Selon Timothy Lane, cela s’explique par l’adoption rapide au pays d’outils numériques tels que la visioconférence pour le travail à distance et les applications de livraison de nourriture.

Le virage numérique devrait ainsi aider l’économie à se développer au sortir de la pandémie sans déclencher une poussée d’inflation. La croissance annuelle des prix à la consommation devrait osciller autour de 3,0 % cet été en raison des comparaisons avec les prix de la même période l’an dernier, qui étaient beaucoup plus bas, a indiqué Timothy Lane.

Dans le texte d’un discours prononcé jeudi pour la section de l’Ouest canadien d’Advocis, le sous-gouverneur a prévenu que la transformation numérique qui a soutenu l’économie posait également des défis aux entreprises qui luttent pour trouver des travailleurs qualifiés et aux travailleurs dont les emplois sont remplacés par la technologie.

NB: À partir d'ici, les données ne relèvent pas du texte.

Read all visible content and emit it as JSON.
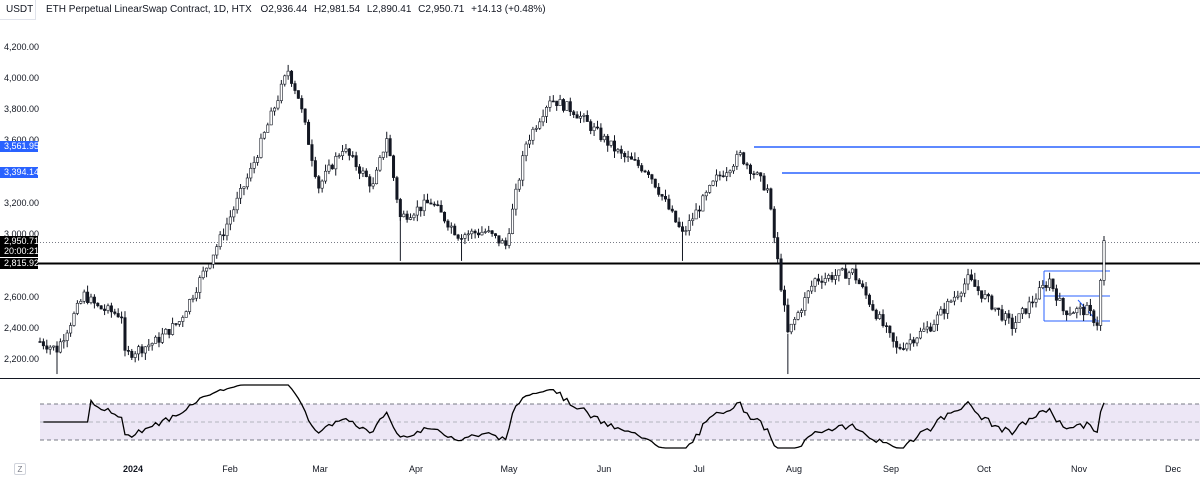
{
  "header": {
    "symbol_box": "USDT",
    "title": "ETH Perpetual LinearSwap Contract, 1D, HTX",
    "open_label": "O",
    "open_value": "2,936.44",
    "high_label": "H",
    "high_value": "2,981.54",
    "low_label": "L",
    "low_value": "2,890.41",
    "close_label": "C",
    "close_value": "2,950.71",
    "change": "+14.13 (+0.48%)"
  },
  "price_axis": {
    "labels": [
      "4,200.00",
      "4,000.00",
      "3,800.00",
      "3,600.00",
      "3,200.00",
      "3,000.00",
      "2,600.00",
      "2,400.00",
      "2,200.00"
    ],
    "tags": {
      "resistance_high": "3,561.95",
      "resistance_low": "3,394.14",
      "last_price": "2,950.71",
      "countdown": "20:00:21",
      "support": "2,815.92"
    }
  },
  "time_axis": {
    "year_label": "2024",
    "months": [
      "Feb",
      "Mar",
      "Apr",
      "May",
      "Jun",
      "Jul",
      "Aug",
      "Sep",
      "Oct",
      "Nov",
      "Dec"
    ]
  },
  "logo": {
    "icon": "tradingview-logo-icon",
    "text": "Z"
  },
  "colors": {
    "candle": "#131722",
    "resistance": "#2962ff",
    "support": "#000000",
    "rsi_band": "#ede7f6",
    "rsi_line": "#000000"
  },
  "chart_data": {
    "type": "candlestick",
    "symbol": "ETH Perpetual LinearSwap Contract",
    "interval": "1D",
    "exchange": "HTX",
    "ylim": [
      2080,
      4280
    ],
    "key_levels": {
      "resistance": [
        3561.95,
        3394.14
      ],
      "support": [
        2815.92
      ],
      "last": 2950.71
    },
    "close_path": [
      [
        "2023-12-29",
        2300
      ],
      [
        "2024-01-03",
        2250
      ],
      [
        "2024-01-11",
        2600
      ],
      [
        "2024-01-15",
        2520
      ],
      [
        "2024-01-22",
        2470
      ],
      [
        "2024-01-23",
        2210
      ],
      [
        "2024-02-01",
        2300
      ],
      [
        "2024-02-08",
        2430
      ],
      [
        "2024-02-20",
        2960
      ],
      [
        "2024-02-29",
        3400
      ],
      [
        "2024-03-11",
        4050
      ],
      [
        "2024-03-14",
        3880
      ],
      [
        "2024-03-20",
        3300
      ],
      [
        "2024-03-27",
        3550
      ],
      [
        "2024-04-05",
        3300
      ],
      [
        "2024-04-09",
        3620
      ],
      [
        "2024-04-13",
        3100
      ],
      [
        "2024-04-22",
        3200
      ],
      [
        "2024-04-30",
        2990
      ],
      [
        "2024-05-08",
        3010
      ],
      [
        "2024-05-14",
        2920
      ],
      [
        "2024-05-20",
        3580
      ],
      [
        "2024-05-27",
        3870
      ],
      [
        "2024-06-03",
        3790
      ],
      [
        "2024-06-17",
        3500
      ],
      [
        "2024-06-25",
        3400
      ],
      [
        "2024-07-05",
        2990
      ],
      [
        "2024-07-15",
        3350
      ],
      [
        "2024-07-22",
        3500
      ],
      [
        "2024-07-30",
        3280
      ],
      [
        "2024-08-05",
        2350
      ],
      [
        "2024-08-13",
        2700
      ],
      [
        "2024-08-24",
        2750
      ],
      [
        "2024-09-06",
        2250
      ],
      [
        "2024-09-16",
        2400
      ],
      [
        "2024-09-27",
        2700
      ],
      [
        "2024-10-10",
        2400
      ],
      [
        "2024-10-21",
        2700
      ],
      [
        "2024-10-25",
        2500
      ],
      [
        "2024-11-01",
        2500
      ],
      [
        "2024-11-04",
        2420
      ],
      [
        "2024-11-06",
        2950
      ]
    ],
    "indicator": {
      "name": "RSI",
      "bands": [
        70,
        50,
        30
      ]
    }
  }
}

La banque centrale n’a pas modifié son programme d’aide économique malgré des données sur la croissance du premier trimestre, qui s’est révélée inférieure aux projections faites par la Banque du Canada en avril. Elle a plutôt insisté sur le besoin de dépenses de consommation plus robustes parmi d’autres points de données témoignant d’une fondation économique plus résiliente.

La banque centrale a laissé son taux d’intérêt directeur inchangé à 0,25 % mercredi, tout en indiquant que ses achats d’obligations fédérales devraient se poursuivre à leur rythme actuel de 3 milliards de dollars par semaine.